Nevertheless, this is not a truly neutral activity. If one had made financial arrangements with the friendly local loan shark, and you were somewhat short on the means of repayment, a government official popping in to give you a quick loan will save you your kneecaps. Your kneecaps have a definite value, but they may or may not match the dollar value of the loan.

More seriously, this intervention is helping out entities that were otherwise distressed. Yes, we need to prevent a collapse in financial intermediation, as we saw the side effects in the aftermath of the Lehman failure. However, we are forgetting part of Bagehot's prescription, as summarised by Paul Tucker:
to avert panic, central banks should lend early and freely (i.e., without limit), to solvent firms, against good collateral, and at ‘high rates'

Instead of backstopping liquidity by offering loans at penalty rates, the Fed is helping out financial firms that were on the wrong side of the market. One can argue that this is being done to avoid the dampening effect of higher interest rates on the real economy (as well as stabilising the Treasury market, which I view as the correct justification -- see below), but it also smells of "socialism for me, rugged individualism for thee." This does not sit very well with the free market absolutist ideology of most bankers, which every other sentient adult picked up on since the end of the Financial Crisis.
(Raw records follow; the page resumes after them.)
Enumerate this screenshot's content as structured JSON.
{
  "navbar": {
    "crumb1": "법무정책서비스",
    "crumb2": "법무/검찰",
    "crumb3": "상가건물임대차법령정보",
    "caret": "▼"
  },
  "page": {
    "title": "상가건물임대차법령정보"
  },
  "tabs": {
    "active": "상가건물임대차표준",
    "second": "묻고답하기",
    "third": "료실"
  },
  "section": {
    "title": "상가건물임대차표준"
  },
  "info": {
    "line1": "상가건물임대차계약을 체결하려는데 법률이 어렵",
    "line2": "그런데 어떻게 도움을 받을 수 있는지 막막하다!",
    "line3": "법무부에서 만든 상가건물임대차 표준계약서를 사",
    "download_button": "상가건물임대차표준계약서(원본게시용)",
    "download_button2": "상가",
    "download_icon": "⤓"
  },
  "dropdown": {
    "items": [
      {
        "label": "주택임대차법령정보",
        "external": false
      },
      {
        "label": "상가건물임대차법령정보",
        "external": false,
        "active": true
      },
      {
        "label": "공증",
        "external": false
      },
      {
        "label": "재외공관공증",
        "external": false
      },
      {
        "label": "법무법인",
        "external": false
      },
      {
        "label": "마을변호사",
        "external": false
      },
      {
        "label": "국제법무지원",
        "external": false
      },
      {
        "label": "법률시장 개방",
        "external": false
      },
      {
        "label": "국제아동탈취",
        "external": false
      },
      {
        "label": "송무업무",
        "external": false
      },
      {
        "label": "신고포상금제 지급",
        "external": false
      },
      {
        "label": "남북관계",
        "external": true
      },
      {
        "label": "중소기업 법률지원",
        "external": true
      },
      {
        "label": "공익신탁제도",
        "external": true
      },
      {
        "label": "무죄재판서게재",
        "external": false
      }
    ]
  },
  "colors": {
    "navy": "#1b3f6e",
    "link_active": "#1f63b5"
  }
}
Finally, this episode underlines the arguments of neo-Chartalism (Modern Monetary Theory). Government money is an inherently valueless token, and the government is a monopoly supplier of it. The only issue is matching up money versus real resources. Those real resource constraints matter, not the arbitrary dollar amounts on the tokens.

Repos allow speculators to finance Treasury positions at the risk-free rate. So long as the Federal Reserve is consistent its dedication to preserving the Treasury repo rate near a policy rate, there is effectively unlimited firepower to buy bonds if yields are "too high." This unlimited firepower dwarfs the ability of "bond vigilantes" to "discipline" the Federal Government. This factor explains why I think the repo operations are good policy -- the Fed should maintain an orderly Treasury repo market, as it is critical for Treasury market functioning.

(c) Brian Romanchuk 2020


  1. I think the time sequence of events is something like this:

    Firm A has bonds but no cash; needs to pay firm B.

    Firm B does not NEED cash but wants cash. It probably already has bonds.

    CB steps in to buy bonds from Firm A; Firm A can pay Firm B.

    Firm B gets cash, does not NEED cash, wants bonds.

    Expected Future: Bond price should rise, thereby lowering interest rates.

    Possible outcome: Firm A recovers bonds from CB at agreed price. Firm A now has bonds to resell at slightly higher price. Firm B buys bonds from Firm A. Firm A has a small profit.

    Macroeconomic effect: Interest rates fall; cash in private sector slightly reduced due to small profit for CB.

    Brian: Would this sequence play out even if the two firms were private banks?

    1. I don't see your story as fitting what is happening. Financial firms of many types borrow against Treasuries to finance positions. They do this in the repo market. The Fed is stepping in to keep the market in repo financing orderly. Very limited implications for the price of bonds.